July 2000


First collisions at RHIC good news for ORNL’s PHENIX collaborators

ORNL researchers were among scientists elated at the first collisions for the Relativistic Heavy Ion Collider at Brookhaven National Laboratory, which occurred on June 12. RHIC’s first collisions were recorded by a succession of detectors.

The 2.4-mile-circumference, dual-ring collider has four detectors—BRAHMS, PHENIX, PHOBOS, and STAR—each built by an international team of researchers to witness and study collisions between gold nuclei traveling close to the speed of light.

“It is, of course, a great achievement—something that we have been looking forward to and working very hard to achieve for a long time,” says Corporate Fellow Frank Plasil of the Physics Division. “After collisions were detected at two other intersection regions, the RHIC people steered the opposing beams of gold nuclei in a way as to also produce collisions in the PHENIX intersection region, where our experiment had no problem in detecting them.”
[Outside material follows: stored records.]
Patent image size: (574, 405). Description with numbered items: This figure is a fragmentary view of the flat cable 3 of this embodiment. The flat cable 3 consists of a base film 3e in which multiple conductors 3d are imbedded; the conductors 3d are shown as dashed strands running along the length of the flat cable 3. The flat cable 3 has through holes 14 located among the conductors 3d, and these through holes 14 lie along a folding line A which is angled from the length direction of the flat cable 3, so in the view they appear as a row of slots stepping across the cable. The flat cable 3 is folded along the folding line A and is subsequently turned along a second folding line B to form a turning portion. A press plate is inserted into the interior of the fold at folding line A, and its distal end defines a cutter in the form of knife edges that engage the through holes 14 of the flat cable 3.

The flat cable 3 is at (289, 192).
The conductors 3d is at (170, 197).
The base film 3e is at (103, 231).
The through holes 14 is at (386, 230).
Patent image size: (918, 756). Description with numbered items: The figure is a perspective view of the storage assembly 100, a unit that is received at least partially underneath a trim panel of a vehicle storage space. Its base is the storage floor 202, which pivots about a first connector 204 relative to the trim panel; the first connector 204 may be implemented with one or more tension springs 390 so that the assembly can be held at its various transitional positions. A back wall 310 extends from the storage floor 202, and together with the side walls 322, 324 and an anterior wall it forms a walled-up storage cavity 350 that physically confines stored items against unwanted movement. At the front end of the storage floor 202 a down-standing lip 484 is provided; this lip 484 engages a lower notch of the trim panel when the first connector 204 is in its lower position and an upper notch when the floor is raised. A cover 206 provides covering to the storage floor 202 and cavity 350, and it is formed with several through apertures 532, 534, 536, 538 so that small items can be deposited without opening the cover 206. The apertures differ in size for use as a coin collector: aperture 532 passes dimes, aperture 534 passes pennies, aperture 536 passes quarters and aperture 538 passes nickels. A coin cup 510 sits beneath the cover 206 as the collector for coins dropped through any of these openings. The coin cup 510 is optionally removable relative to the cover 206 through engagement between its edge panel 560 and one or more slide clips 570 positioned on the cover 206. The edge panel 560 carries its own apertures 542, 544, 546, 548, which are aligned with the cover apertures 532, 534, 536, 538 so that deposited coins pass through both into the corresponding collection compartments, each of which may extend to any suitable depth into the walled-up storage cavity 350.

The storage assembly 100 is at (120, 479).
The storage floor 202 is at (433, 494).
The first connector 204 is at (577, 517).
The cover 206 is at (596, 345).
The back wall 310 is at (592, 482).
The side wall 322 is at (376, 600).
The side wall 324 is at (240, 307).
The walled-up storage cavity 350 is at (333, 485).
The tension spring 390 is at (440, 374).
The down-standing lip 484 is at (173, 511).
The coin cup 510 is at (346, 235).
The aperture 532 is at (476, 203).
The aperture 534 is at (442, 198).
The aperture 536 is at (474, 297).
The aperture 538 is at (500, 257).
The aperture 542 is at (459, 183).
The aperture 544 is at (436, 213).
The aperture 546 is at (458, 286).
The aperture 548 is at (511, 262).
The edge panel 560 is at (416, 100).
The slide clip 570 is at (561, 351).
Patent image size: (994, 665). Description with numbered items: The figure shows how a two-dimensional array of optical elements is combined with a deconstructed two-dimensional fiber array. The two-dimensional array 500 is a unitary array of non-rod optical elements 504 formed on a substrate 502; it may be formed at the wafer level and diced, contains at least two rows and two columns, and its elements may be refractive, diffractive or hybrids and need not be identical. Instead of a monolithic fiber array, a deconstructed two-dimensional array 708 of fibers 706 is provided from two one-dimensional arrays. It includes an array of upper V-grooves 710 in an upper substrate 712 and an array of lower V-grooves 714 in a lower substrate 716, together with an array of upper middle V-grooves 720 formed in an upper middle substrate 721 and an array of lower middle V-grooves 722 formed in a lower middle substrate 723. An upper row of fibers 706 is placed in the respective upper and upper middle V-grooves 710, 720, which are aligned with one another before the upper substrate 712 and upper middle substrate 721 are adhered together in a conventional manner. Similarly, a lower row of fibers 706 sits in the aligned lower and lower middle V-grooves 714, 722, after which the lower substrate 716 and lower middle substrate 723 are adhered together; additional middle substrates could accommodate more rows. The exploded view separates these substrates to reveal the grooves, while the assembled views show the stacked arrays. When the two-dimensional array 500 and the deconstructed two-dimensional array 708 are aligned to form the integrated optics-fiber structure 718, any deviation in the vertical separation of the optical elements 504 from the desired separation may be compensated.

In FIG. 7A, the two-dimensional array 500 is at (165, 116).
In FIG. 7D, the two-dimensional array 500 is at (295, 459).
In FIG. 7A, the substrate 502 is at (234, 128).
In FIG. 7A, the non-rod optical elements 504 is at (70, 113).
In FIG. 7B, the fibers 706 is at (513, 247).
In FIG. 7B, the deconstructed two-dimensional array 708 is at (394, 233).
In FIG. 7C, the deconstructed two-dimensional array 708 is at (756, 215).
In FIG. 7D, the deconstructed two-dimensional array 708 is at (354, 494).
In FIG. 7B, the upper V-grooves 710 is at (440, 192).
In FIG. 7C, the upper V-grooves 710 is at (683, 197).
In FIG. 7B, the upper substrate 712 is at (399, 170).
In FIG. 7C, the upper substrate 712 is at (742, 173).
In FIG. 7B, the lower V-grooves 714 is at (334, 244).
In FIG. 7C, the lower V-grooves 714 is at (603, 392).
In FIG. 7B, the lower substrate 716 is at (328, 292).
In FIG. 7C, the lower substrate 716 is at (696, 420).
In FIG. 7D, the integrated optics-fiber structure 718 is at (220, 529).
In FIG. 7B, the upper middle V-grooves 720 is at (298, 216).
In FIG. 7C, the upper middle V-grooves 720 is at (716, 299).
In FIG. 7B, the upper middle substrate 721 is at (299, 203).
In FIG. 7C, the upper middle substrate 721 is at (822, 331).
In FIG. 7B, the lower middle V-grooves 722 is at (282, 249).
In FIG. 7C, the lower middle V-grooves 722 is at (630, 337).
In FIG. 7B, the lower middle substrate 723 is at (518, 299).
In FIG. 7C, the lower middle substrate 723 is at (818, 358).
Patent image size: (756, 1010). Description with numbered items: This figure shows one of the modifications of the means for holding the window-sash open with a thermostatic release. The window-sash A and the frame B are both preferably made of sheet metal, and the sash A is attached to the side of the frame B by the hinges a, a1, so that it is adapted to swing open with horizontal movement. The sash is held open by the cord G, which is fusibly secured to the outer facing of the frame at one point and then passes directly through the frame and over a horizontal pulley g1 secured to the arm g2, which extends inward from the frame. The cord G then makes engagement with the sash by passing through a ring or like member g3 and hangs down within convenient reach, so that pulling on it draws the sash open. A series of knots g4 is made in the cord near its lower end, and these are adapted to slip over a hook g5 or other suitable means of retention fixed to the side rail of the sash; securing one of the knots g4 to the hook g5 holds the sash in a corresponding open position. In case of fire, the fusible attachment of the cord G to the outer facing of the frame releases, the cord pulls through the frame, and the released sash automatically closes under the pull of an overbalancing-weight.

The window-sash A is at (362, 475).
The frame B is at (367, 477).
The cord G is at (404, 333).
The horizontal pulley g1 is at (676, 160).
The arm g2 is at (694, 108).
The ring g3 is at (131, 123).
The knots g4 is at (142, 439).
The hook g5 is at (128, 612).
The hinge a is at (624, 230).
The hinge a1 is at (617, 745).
ORNL’s involvement has been with the PHENIX detector. The detector has benefited from ORNL expertise in detectors and signal processing from the Physics, Instrumentation and Controls and Engineering Physics and Mathematics divisions plus collaborating researchers at the University of Tennessee.

The collisions now under way at RHIC are expected to re-create conditions that could only have existed a microsecond after the Big Bang, or possibly in the extremely dense centers of neutron stars.

Image of an end view of particle tracks streaming from a heavy-ion collision, as recorded by the STAR detector at RHIC.
In those very hot and very dense conditions, protons and neutrons melt into quarks and gluons. Researchers are interested in these states of matter believed to exist shortly after the Big Bang, and how things cooled and condensed to form the universe.

PHENIX offers researchers a real-time record of these collision events, which is important because quarks are in an unnatural state and exist only briefly before recombining into protons and neutrons. Other experiments provide measurements of only the aftermath of the collisions. PHENIX team members say the difference is as marked as seeing a videotape of an earthquake as it is occuring as opposed to seeing only photos of the resulting rubble in the street.

RHIC’s accelerators began operations leading up to the first collisions almost exactly one year ago. The ORNL and UT PHENIX team joins more than 450 members from 45 institutions in 10 countries.

“We are all very excited and full of anticipation to proceed to make physics measurements with the newly available beams,” says Plasil.—B.C.